The tendency of our politicians to take centre stage, even in matters of economy, have only led to greater destabilisation and loadful of flawed economic policies. The limited vision, with a strong unwillingness to accept and let future generations eat the fruit of their labour, has been a destructive factor in planning for the future. I have in many previous pieces in various newspapers, cited that CPEC wasn’t an idea born in the past decade, the Chinese planners were at it building the blue print almost thirty years ago.
Dr Mahathir, Deng Xiao-Ping, Lee Kwun Yew, Park Chung he, etc were politicians who thought for their countries, beyond their own selves. They gave economic doctrine, but let the professionals to deliver; indeed their follow up and accountability mechanism was also flawless too. Non-performance was corrected with speed. No confusion for expelling the under performers.
The unfortunate story of my country is that it never had a politician who was good at economics and no economist who could make to be a good politician. India had Nehru and Manmohan Singh; China had Mao, Chou and Deng and Germany had a Ludwig and Adenauer. Politicians in our country must learn to give space to economics.
Politicians, who have the imagination to become dream merchants of the populace, are the only ones who know the significance of economic planning.
In most countries, the planning commission or minister, are given the highest of importance —where is our ‘Planning Commission’? Does it have any recognisable claim for initiating or putting together long-term thinking!
We, as a nation possess the talent.
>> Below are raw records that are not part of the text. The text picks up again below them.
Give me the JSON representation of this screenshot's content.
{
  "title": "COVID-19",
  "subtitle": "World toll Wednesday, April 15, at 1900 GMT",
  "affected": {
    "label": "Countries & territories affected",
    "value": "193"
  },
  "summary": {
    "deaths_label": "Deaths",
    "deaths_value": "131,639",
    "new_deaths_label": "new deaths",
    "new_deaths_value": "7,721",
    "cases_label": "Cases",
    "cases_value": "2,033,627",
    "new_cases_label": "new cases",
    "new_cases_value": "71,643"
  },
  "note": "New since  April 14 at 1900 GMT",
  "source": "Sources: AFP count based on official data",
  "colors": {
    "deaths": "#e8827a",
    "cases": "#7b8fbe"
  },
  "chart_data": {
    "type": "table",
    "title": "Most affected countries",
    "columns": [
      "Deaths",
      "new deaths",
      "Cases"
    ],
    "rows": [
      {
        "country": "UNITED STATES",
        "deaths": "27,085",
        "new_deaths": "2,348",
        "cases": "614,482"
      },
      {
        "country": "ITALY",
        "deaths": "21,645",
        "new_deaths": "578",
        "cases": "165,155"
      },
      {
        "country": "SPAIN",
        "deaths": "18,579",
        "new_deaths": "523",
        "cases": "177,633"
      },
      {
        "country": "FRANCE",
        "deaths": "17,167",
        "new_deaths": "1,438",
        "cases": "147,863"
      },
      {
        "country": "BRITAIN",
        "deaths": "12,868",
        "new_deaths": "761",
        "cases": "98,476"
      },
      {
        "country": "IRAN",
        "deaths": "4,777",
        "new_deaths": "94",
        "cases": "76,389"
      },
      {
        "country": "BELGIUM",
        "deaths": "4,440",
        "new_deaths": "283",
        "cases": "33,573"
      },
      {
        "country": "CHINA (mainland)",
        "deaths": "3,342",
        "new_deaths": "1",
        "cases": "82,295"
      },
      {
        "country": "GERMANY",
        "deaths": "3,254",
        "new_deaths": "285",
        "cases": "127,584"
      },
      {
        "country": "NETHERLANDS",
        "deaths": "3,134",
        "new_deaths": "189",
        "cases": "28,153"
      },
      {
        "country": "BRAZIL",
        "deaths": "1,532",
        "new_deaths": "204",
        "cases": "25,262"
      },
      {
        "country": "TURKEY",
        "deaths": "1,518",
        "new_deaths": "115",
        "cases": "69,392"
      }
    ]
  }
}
It is regrettably the lack of ability of politicians to put to best use the available proficiency in many fields. History proves we are good only in placing square pegs in round holes. The consequence of this approach is before us.
Recently, to our collective chagrin we saw footages of our youth resorting to violence; they vandalised public and private assets; including killing law enforcers. Were these youth educated or uneducated? Possibly educated, so why this expression of frustration? This is a direct consequence of the economy’s inability to be absorptive of the young and available workforce. Employment opportunities are not in step with the number of youth wanting a share in the limited job market. Unemployment, which is a direct consequence of economic policy, begets social unrest and violence.
The annual budgets of revenue and expenditure are the only focus of this country. The budget season attracts more discussion and parlays on the short-term goals, than an economic plan. The short-sightedness of politicians must be repelled with long-term economic vision.
The need for framing policies that promote attracting trade and investment opportunities from beyond country’s frontiers is today critically important. We have seen the NE Asian and SE Asian newly industrialised countries emerge as a result of their economy being directional towards, an export-oriented policy making. In 1952, Adlai Stevenson, the American politician conveyed this thought and crafted it wholesomely, “It is not possible for this nation to be at once internationalist and economically isolationist.” This is just as insane as asking “one Siamese twin to high dive while the other plays the piano”.
Leadership's quality is judged by those who are chosen to surround itself. The current leadership at Islamabad conveys more confusion than confidence, about its economic charter. All hopes now are hinged on the new FM. Wishing him the very best for nation's sake than anything more.